# Finding a power series representation

1. Apr 10, 2007

### superdave

1. The problem statement, all variables and given/known data

Start with the power series representation 1/(1-x) = sum from n=0 to inf. of x^n for abs(x) < 1 to find a power series representation for f(x) and determine the radius of convergence.

f(x)=ln(5+x^2)

2. Relevant equations

3. The attempt at a solution

Okay, so I get

1/(1-q)= sum q^n

Now, the problem lies in the fact that x is to a power of 2.

so if q= (-(x^2)-4) I get 1 / (1-(-(x^2)-4)) but if I want to integrate that, now that x is squared, I don't get the ln.

Can I do it the other way?

integrate first to get:

ln (1-q) = sum q^(n+1) / (n+1) and then replace q? I feel like that shouldn't work.

2. Apr 10, 2007

### Mystic998

My thoughts: f'(x) = 2x/(5 + x^2), right? So, keeping in mind that x is a constant term with respect to summation and all the work you've done, how would you write that as an infinite series?

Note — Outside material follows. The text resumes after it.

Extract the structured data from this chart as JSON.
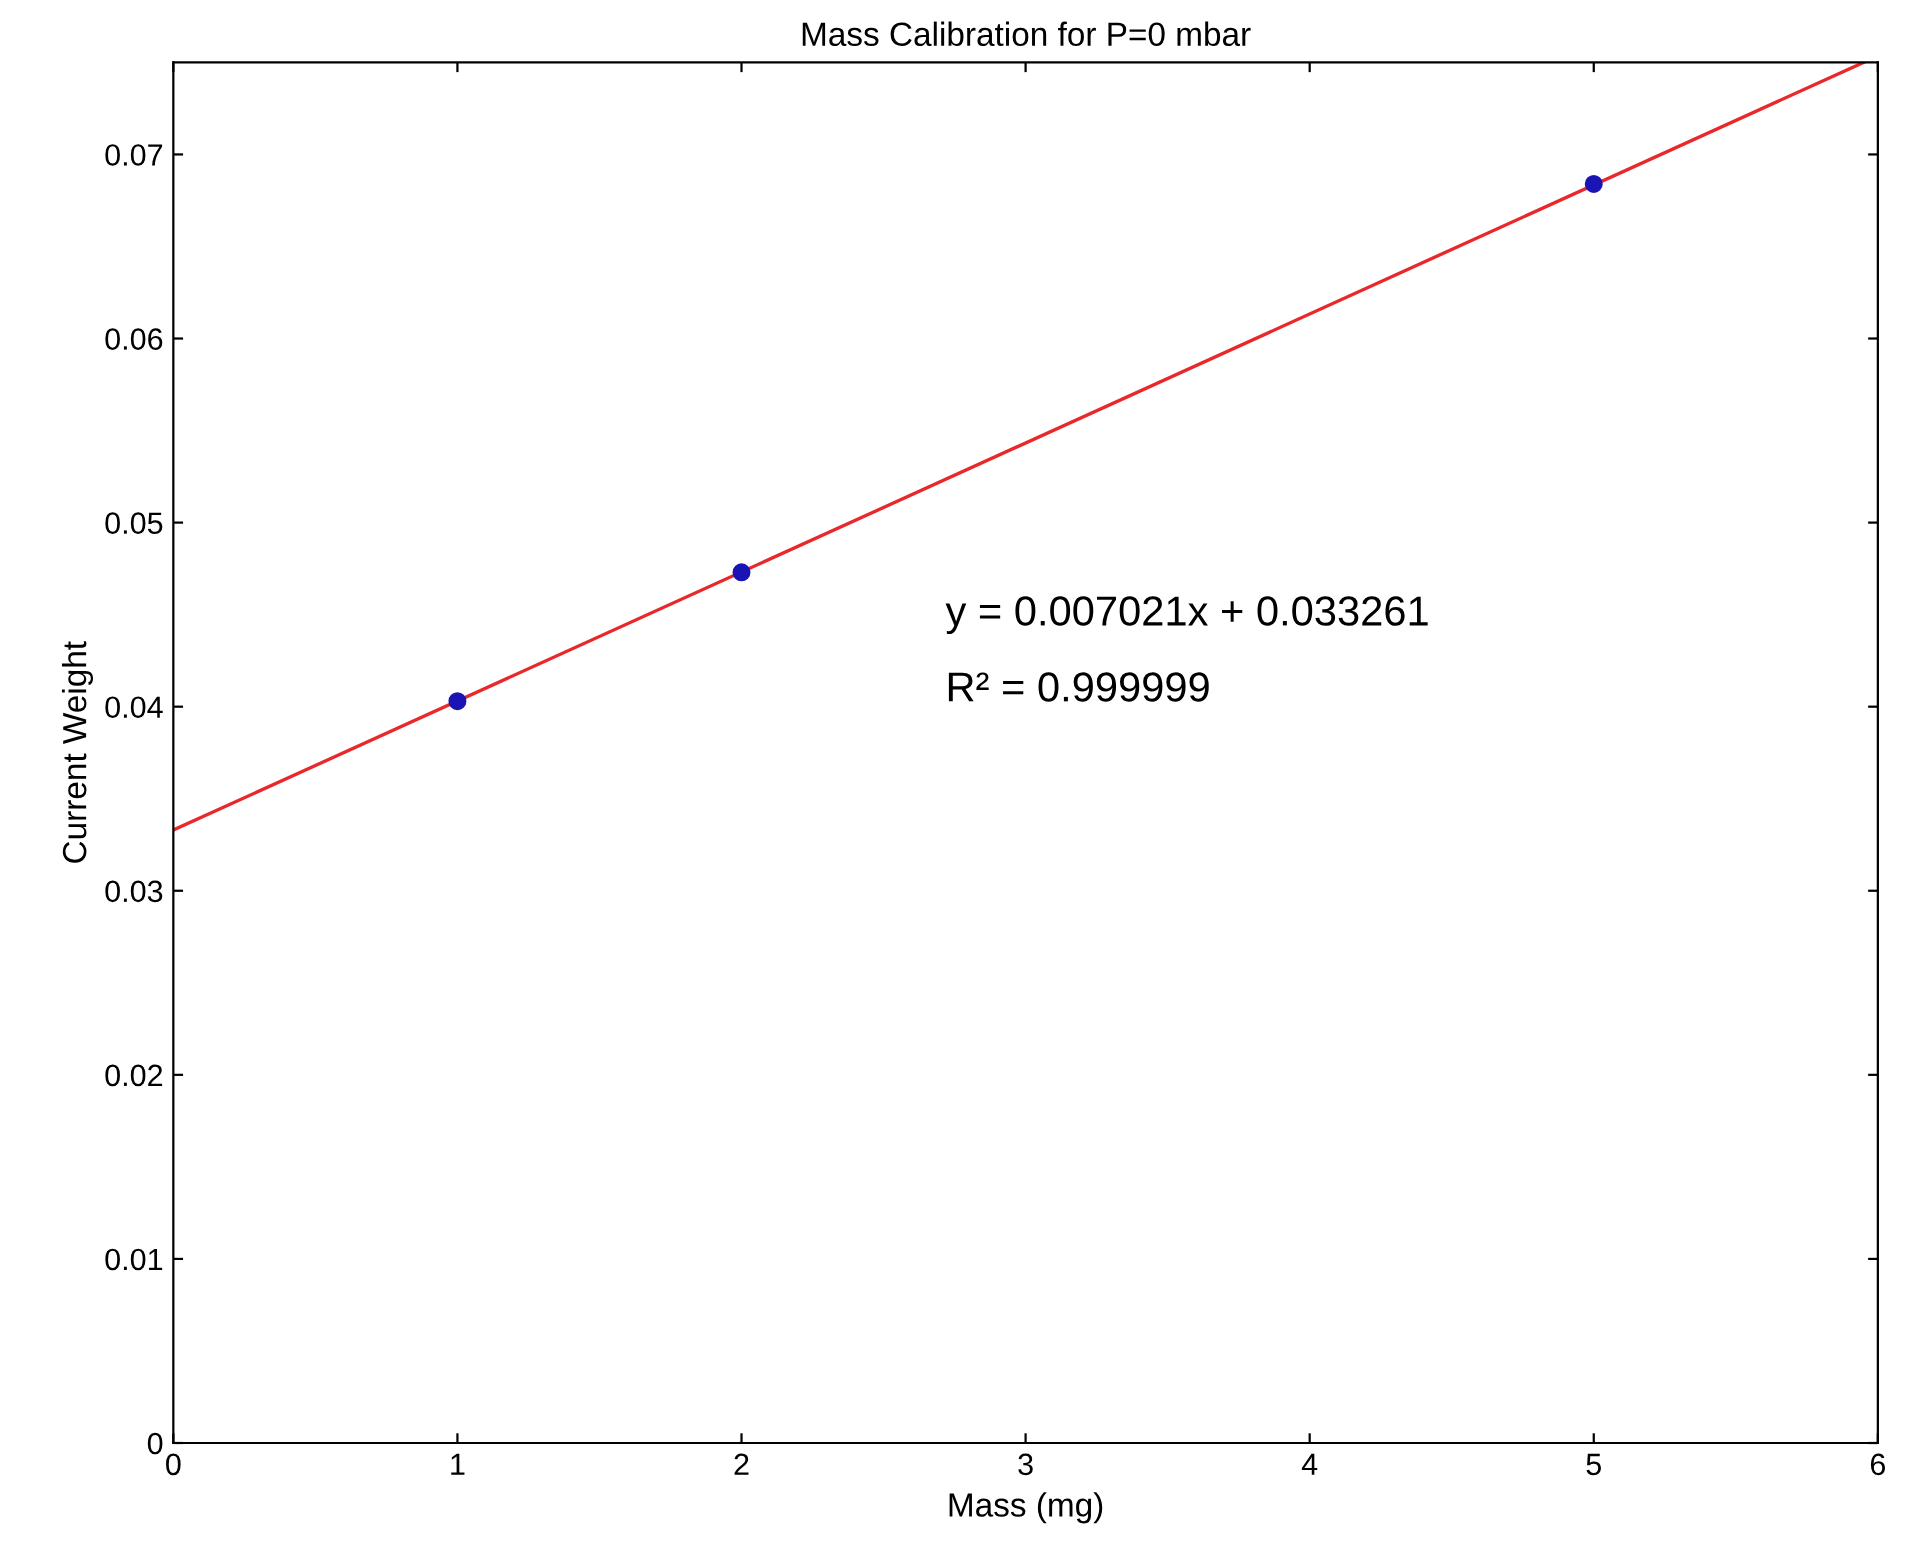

Of course, I haven't done this in a while, so I could be completely wrong. Heh.

3. Apr 10, 2007

### HallsofIvy

Staff Emeritus
Yes. The derivative of ln(5+ x2 is 2x/(5+ x2). Now, you want to make that look like the sum of a geometric series a/(1- r). First, divide both numerator and denominator by 5: (2/5)x/(1+ x^2/5)= (2/5)x/(1- (-x^2/5)). Do see what a and r must be? Once you have the geometric series, integrate term by term to go back to the logarithm.